Britain's National Crime Agency said it used EncroChat data to launch investigations that led to the arrest of 746 suspects and the seizure of more than 54 million pounds ($68 million) in criminal cash, 77 firearms and more than 2 tons of drugs.

“Together we’ve protected the public by arresting middle-tier criminals and the kingpins, the so-called iconic untouchables who have evaded law enforcement for years, and now we have the evidence to prosecute them," said NCA Director of Investigations Nikki Holland.

“The infiltration of this command and control communication platform for the UK’s criminal marketplace is like having an inside person in every top organised crime group in the country," Holland added.

London’s Metropolitan Police used EncroChat data to launch what it called its most significant operation against organized crime, saying in a statement that it had arrested “some of London’s longest-standing and most dangerous criminals” and seized more than 13 million pounds in cash.

Dutch police used a staggering trove of criminal communications — some 20 million messages — to launch a wave of drug raids and arrests in recent months, said Andy Kraag, head of the Dutch national police's central investigation division.

“Now, what seems to be possible only in thrillers and police series we’ve actually seen happen before our own eyes,” Kraag said. “We’ve actually been able to see what happens in real time with the criminals.”

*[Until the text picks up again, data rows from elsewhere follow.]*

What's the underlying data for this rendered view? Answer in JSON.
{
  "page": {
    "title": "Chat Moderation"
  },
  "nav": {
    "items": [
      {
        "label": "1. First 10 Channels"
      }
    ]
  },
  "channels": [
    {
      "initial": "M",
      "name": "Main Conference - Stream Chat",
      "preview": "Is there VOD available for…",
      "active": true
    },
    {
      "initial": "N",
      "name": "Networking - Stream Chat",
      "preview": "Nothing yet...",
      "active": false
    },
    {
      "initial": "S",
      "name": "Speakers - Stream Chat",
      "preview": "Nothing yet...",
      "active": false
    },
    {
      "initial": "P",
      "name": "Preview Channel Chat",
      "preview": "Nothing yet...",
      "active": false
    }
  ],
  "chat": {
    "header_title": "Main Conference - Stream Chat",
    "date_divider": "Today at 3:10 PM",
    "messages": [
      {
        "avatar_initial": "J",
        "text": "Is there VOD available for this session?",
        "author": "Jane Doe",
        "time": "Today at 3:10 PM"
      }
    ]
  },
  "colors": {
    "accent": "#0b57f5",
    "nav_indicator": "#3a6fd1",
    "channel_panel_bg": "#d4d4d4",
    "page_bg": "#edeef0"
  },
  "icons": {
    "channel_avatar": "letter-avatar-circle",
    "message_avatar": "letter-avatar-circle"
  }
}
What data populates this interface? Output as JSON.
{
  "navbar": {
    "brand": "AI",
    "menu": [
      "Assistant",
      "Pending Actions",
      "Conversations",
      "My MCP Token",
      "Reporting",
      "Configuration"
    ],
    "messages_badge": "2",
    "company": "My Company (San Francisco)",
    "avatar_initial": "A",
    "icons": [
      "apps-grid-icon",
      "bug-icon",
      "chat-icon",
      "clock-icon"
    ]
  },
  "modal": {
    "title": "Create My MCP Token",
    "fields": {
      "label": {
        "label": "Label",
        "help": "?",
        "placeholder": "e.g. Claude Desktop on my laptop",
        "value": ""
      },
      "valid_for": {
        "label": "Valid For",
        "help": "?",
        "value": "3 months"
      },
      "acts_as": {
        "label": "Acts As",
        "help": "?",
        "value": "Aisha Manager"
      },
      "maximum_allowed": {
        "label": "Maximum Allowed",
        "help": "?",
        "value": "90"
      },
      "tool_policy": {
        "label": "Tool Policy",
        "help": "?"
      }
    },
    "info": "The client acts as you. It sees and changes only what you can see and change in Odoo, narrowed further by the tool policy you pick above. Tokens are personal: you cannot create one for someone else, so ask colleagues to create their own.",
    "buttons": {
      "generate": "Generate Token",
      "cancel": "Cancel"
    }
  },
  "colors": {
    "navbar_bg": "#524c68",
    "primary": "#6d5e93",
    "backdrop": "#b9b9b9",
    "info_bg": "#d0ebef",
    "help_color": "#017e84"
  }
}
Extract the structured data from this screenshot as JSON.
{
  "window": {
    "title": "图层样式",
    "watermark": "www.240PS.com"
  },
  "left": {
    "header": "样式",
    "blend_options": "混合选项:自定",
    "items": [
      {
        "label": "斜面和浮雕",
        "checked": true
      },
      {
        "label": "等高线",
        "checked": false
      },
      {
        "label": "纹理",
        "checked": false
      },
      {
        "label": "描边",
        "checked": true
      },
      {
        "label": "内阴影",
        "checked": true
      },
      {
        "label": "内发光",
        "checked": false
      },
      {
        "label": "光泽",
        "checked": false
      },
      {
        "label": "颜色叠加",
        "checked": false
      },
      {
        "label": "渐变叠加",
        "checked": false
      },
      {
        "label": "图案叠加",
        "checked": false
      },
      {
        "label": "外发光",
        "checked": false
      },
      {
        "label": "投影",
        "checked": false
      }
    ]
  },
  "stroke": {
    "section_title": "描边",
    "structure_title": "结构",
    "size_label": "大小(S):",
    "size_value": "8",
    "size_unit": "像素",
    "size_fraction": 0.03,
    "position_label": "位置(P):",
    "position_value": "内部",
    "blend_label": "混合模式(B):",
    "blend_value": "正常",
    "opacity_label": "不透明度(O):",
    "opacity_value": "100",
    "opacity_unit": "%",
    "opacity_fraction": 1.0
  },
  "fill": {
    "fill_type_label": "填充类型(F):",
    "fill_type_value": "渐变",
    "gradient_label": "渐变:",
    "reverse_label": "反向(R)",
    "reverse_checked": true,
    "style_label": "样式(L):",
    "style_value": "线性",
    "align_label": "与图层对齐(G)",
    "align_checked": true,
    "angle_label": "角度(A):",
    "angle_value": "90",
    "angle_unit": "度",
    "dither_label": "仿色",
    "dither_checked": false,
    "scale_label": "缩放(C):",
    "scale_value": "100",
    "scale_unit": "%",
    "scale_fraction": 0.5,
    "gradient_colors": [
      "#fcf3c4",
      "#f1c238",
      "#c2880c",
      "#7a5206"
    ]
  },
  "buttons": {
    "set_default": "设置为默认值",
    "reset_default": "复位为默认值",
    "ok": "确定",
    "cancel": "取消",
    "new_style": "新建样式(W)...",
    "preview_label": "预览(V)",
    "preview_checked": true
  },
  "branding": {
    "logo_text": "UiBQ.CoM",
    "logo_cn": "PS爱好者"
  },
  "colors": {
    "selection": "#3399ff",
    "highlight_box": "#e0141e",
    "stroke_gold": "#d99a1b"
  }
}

So far, the Dutch investigation has led to the arrest of more than 100 suspects and seizure of more than 8,000 kilograms (17,600 pounds) of cocaine and 1,200 kilograms (2,600 pounds) of crystal meth as well as the dismantling of 19 synthetic drugs labs and seizure of dozens of firearms.

It's not the first time Dutch police have been involved in a major cyber sting. In 2017, Dutch cyber detectives secretly took over an online market place and acted as its administrators, collecting usernames and passwords and logging data on thousands of drug sales.

British Home Secretary Priti Patel congratulated the law enforcement agencies involved.

“This operation demonstrates that criminals will not get away with using encrypted devices to plot vile crimes under the radar," Patel said.